The Women of Block 10
In his book “The Women of Block 10”, author and journalist Hans-Joachim Lang gives the victims of medical experiments at the concentration camp Auschwitz a face, focusing on those who suffered rather than on the doctors by seeing events from their perspective. “The Nazi doctors considered women to be guinea pigs,” writes Lang. “To me they are not anonymous victims but real people with names and histories.”

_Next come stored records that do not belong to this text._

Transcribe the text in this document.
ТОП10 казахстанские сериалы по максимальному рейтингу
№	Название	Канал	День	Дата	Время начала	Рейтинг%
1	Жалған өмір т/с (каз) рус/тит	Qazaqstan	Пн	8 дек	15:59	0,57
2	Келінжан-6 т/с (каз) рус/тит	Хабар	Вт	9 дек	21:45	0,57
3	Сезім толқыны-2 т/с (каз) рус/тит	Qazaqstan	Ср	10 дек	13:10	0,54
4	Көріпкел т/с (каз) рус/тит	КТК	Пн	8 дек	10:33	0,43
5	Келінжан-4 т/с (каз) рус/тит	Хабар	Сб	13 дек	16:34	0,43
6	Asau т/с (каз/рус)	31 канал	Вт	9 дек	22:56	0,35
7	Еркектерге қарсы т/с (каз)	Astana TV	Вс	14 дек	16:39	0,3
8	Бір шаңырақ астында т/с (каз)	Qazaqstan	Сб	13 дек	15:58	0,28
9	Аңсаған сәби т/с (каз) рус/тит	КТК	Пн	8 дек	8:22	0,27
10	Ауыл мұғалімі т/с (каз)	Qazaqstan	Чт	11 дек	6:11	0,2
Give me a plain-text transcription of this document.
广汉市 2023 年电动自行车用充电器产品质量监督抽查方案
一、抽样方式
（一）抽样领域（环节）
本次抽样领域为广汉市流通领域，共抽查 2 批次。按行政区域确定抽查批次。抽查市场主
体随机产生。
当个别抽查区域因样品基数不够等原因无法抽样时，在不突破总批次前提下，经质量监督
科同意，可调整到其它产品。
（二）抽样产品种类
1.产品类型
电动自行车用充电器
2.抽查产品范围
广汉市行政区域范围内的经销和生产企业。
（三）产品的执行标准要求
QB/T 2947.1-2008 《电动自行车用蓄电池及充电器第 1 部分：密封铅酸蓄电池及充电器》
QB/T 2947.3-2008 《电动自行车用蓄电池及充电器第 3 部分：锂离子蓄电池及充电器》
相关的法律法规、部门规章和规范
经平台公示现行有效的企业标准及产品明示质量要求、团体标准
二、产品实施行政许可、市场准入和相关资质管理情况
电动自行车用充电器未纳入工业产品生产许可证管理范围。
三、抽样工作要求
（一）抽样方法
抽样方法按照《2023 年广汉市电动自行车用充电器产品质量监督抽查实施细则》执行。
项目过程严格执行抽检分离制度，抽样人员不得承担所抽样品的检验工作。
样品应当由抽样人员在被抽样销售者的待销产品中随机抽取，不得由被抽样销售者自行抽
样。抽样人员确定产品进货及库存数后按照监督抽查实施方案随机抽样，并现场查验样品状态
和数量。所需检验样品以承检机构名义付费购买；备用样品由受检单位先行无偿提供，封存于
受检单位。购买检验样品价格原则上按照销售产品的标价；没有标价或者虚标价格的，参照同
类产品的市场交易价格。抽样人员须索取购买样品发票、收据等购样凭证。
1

Under the supervision of “The Hygiene Institute of the Waffen SS,” doctors tested methods of mass sterilization on nearly 800 Jewish female prisoners from every European country and carried out experiments on cervical cancer and rheumatism in the 2-story Block 10. Most of the women died painful deaths as a result; 300 survived the human experiments. Lang, an editor at the newspaper Schwäbischen Tagblatt, gathered facts with the aid of documents in the ITS (International Tracing Service) archive, trial testimony, autobiographical publications and additional witnesses. He was also able to speak with several eyewitnesses.
The reader learns what becomes of the women and how the survivors come to terms with their experience. Lang talks about the daily routine at the trial stations and specific experiments, but he also portrays the extraordinary difficulty survivors had in returning to normal life: the haunting fear, serious health issues, suppression in the young Federal Republic and the lack of legal prosecution.
The author, who was born in Speyer in 1951, does not intend his book to be understood as a type of required moral lesson. “There needs to be a place such as Auschwitz as an affirmation of basic human rights and medical ethics,” Lang emphasizes. “Human rights do not have to obtain their measure of value by the negation of evil. We can only make sense of this when these women are not forgotten.”